Fakhrul juga memproyeksikan bahwa overshooting rupiah ini bisa mencapai level Rp 16.800, namun tidak akan menyebabkan goncangan signifikan terhadap perekonomian domestik.
"Pelemahan rupiah dalam jangka pendek ini menjadi bantalan perekonomian untuk menghadapi shock ekonomi global," ujar Fakhrul.
4. Bank Danamon
Ekonom Bank Danamon, Hosianna Evalita Situmorang, menjelaskan bahwa rupiah tertekan oleh meningkatnya permintaan dolar AS menjelang akhir kuartal dan libur panjang.
Selain itu, kebijakan tarif Presiden Trump menambah ketidakpastian global, dan pengumuman personel yang terkait dengan kebijakan ekonomi juga meningkatkan skeptisisme pasar.
"Kekhawatiran terhadap kesehatan fiskal dan perlambatan ekonomi menekan pasar saham dan obligasi," katanya.
5. Maybank
Ekonom Maybank Indonesia, Myrdal Gunarto, menyampaikan bahwa pelemahan rupiah kali ini juga dipicu oleh aksi profit taking investor yang mengantisipasi libur panjang.
Selain itu, faktor eksternal lainnya adalah perkembangan perang dagang antara AS dan Meksiko serta Kanada yang dimulai pada 2 April 2025, yang menyebabkan ketidakpastian di pasar global.
Myrdal juga menyebutkan bahwa permintaan dolar yang tinggi untuk pembayaran utang luar negeri (ULN) dan impor, termasuk BBM, semakin menekan rupiah.

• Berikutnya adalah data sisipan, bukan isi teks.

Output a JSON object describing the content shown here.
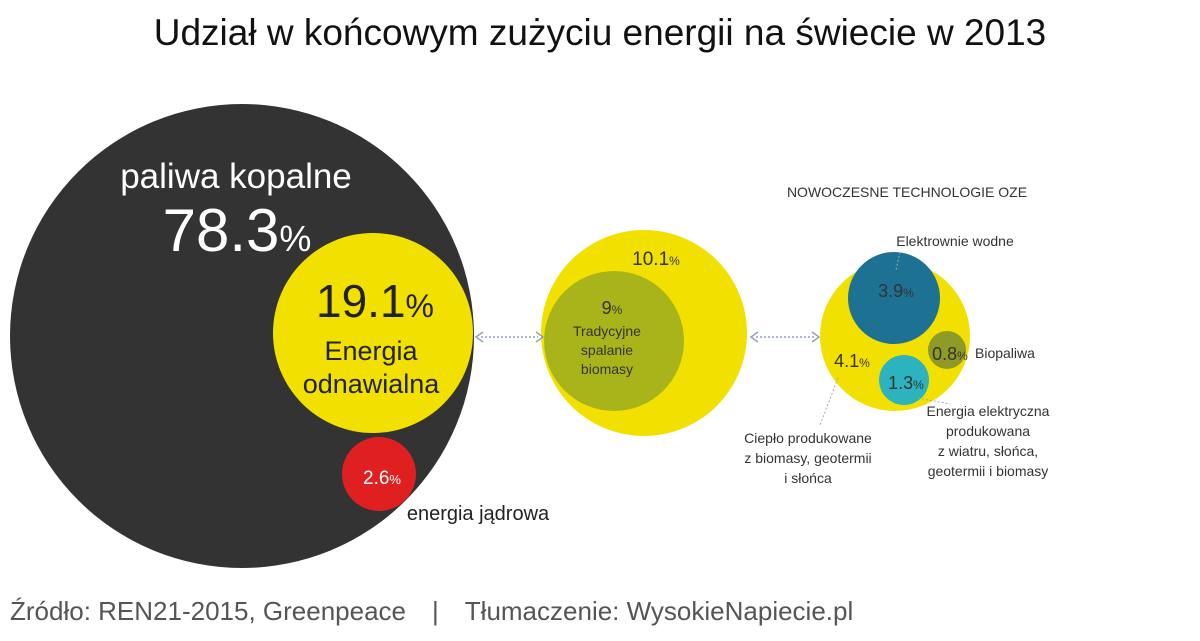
{
  "title": "Udział w końcowym zużyciu energii na świecie w 2013",
  "source": {
    "text": "Źródło: REN21-2015, Greenpeace",
    "separator": "|",
    "translation": "Tłumaczenie: WysokieNapiecie.pl"
  },
  "colors": {
    "fossil": "#333333",
    "renewable": "#f2e000",
    "nuclear": "#e02020",
    "traditional": "#a9b41a",
    "hydro": "#1d7192",
    "biofuel": "#8f9a28",
    "wind_solar": "#2cb3be",
    "connector": "#8fa3c0"
  },
  "chart_data": {
    "type": "bubble",
    "unit": "%",
    "groups": [
      {
        "id": "total",
        "items": [
          {
            "id": "fossil",
            "label": "paliwa kopalne",
            "value": 78.3,
            "value_text": "78.3"
          },
          {
            "id": "renewable",
            "label_lines": [
              "Energia",
              "odnawialna"
            ],
            "value": 19.1,
            "value_text": "19.1"
          },
          {
            "id": "nuclear",
            "label": "energia jądrowa",
            "value": 2.6,
            "value_text": "2.6"
          }
        ]
      },
      {
        "id": "renewables",
        "items": [
          {
            "id": "renewable_total",
            "value": 10.1,
            "value_text": "10.1"
          },
          {
            "id": "traditional",
            "label_lines": [
              "Tradycyjne",
              "spalanie",
              "biomasy"
            ],
            "value": 9,
            "value_text": "9"
          }
        ]
      },
      {
        "id": "modern",
        "title": "NOWOCZESNE TECHNOLOGIE OZE",
        "items": [
          {
            "id": "modern_total",
            "value": 4.1,
            "value_text": "4.1",
            "label_lines": [
              "Ciepło produkowane",
              "z biomasy, geotermii",
              "i słońca"
            ]
          },
          {
            "id": "hydro",
            "label": "Elektrownie wodne",
            "value": 3.9,
            "value_text": "3.9"
          },
          {
            "id": "wind_solar",
            "label_lines": [
              "Energia elektryczna",
              "produkowana",
              "z wiatru, słońca,",
              "geotermii i biomasy"
            ],
            "value": 1.3,
            "value_text": "1.3"
          },
          {
            "id": "biofuel",
            "label": "Biopaliwa",
            "value": 0.8,
            "value_text": "0.8"
          }
        ]
      }
    ]
  }
}
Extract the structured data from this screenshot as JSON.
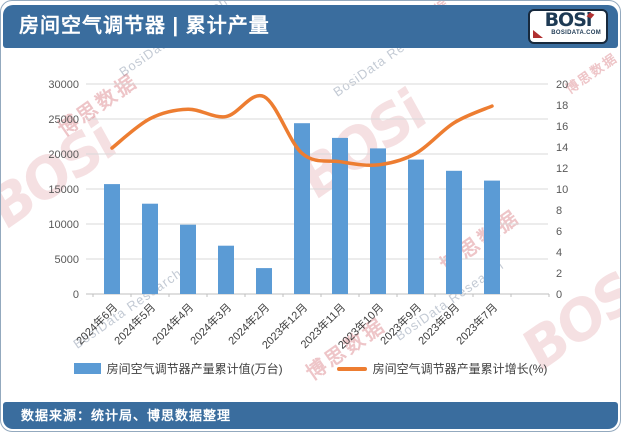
{
  "header": {
    "title": "房间空气调节器 | 累计产量"
  },
  "logo": {
    "wordmark": "BOS",
    "i": "i",
    "domain": "BOSIDATA.COM"
  },
  "footer": {
    "source": "数据来源：统计局、博思数据整理"
  },
  "watermarks": {
    "wordmark": "BOSi",
    "cn": "博思数据",
    "research": "BosiData Research"
  },
  "colors": {
    "header_bg": "#3A6D9E",
    "bar": "#5B9BD5",
    "line": "#ED7D31",
    "grid": "#D9D9D9",
    "axis_line": "#BFBFBF",
    "axis_text": "#595959",
    "label_text": "#404040",
    "logo_navy": "#1E3A54",
    "logo_red": "#B03030"
  },
  "chart_data": {
    "type": "combo",
    "title": "房间空气调节器 | 累计产量",
    "categories": [
      "2024年6月",
      "2024年5月",
      "2024年4月",
      "2024年3月",
      "2024年2月",
      "2023年12月",
      "2023年11月",
      "2023年10月",
      "2023年9月",
      "2023年8月",
      "2023年7月"
    ],
    "series": [
      {
        "name": "房间空气调节器产量累计值(万台)",
        "type": "bar",
        "axis": "left",
        "color": "#5B9BD5",
        "values": [
          15700,
          12900,
          9900,
          6900,
          3700,
          24400,
          22300,
          20800,
          19200,
          17600,
          16200
        ]
      },
      {
        "name": "房间空气调节器产量累计增长(%)",
        "type": "line",
        "axis": "right",
        "color": "#ED7D31",
        "values": [
          13.9,
          16.7,
          17.6,
          16.9,
          18.8,
          13.4,
          12.6,
          12.3,
          13.4,
          16.3,
          17.9
        ]
      }
    ],
    "left_axis": {
      "min": 0,
      "max": 30000,
      "step": 5000,
      "ticks": [
        "30000",
        "25000",
        "20000",
        "15000",
        "10000",
        "5000",
        "0"
      ]
    },
    "right_axis": {
      "min": 0,
      "max": 20,
      "step": 2,
      "ticks": [
        "20",
        "18",
        "16",
        "14",
        "12",
        "10",
        "8",
        "6",
        "4",
        "2",
        "0"
      ]
    },
    "grid": true,
    "legend_position": "bottom",
    "x_label_rotation": -45
  }
}
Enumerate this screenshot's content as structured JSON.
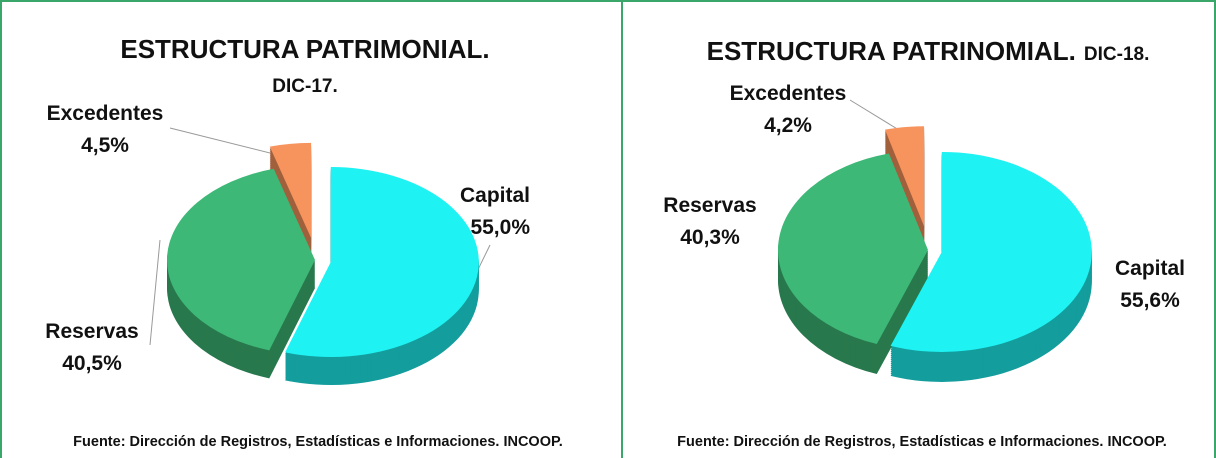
{
  "chart_data": [
    {
      "type": "pie",
      "title": "ESTRUCTURA PATRIMONIAL.",
      "subtitle": "DIC-17.",
      "categories": [
        "Capital",
        "Reservas",
        "Excedentes"
      ],
      "values": [
        55.0,
        40.5,
        4.5
      ],
      "value_labels": [
        "55,0%",
        "40,5%",
        "4,5%"
      ],
      "colors": [
        "#1ef2f2",
        "#3db877",
        "#f7935d"
      ],
      "source": "Fuente: Dirección de Registros, Estadísticas e Informaciones. INCOOP."
    },
    {
      "type": "pie",
      "title": "ESTRUCTURA PATRINOMIAL.",
      "subtitle": "DIC-18.",
      "categories": [
        "Capital",
        "Reservas",
        "Excedentes"
      ],
      "values": [
        55.6,
        40.3,
        4.2
      ],
      "value_labels": [
        "55,6%",
        "40,3%",
        "4,2%"
      ],
      "colors": [
        "#1ef2f2",
        "#3db877",
        "#f7935d"
      ],
      "source": "Fuente: Dirección de Registros, Estadísticas e Informaciones. INCOOP."
    }
  ]
}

"Terdapat kemungkinan permintaan USD untuk pembagian dividen dan pembayaran utang pemerintah di akhir kuartal pertama," ujar Fikri C Permana, Ekonom Senior KB Valbury Sekuritas, yang juga menyoroti keluar masuk dana asing yang mendukung pelemahan rupiah.
Dari semua pandangan ini, mayoritas ekonom sepakat bahwa rupiah akan tetap tertekan, meskipun ada kemungkinan untuk melihat level resistensi di sekitar Rp 16.600.
Penyebab utama pelemahan adalah kombinasi dari faktor eksternal, seperti pengaruh kebijakan global, serta faktor domestik, termasuk pelemahan ekspor dan kebutuhan dolar yang tinggi.
Rupiah diperkirakan akan sulit menguat dalam waktu dekat, kecuali ada perubahan dalam sentimen pasar global atau kebijakan domestik yang lebih mendukung stabilitas nilai tukar.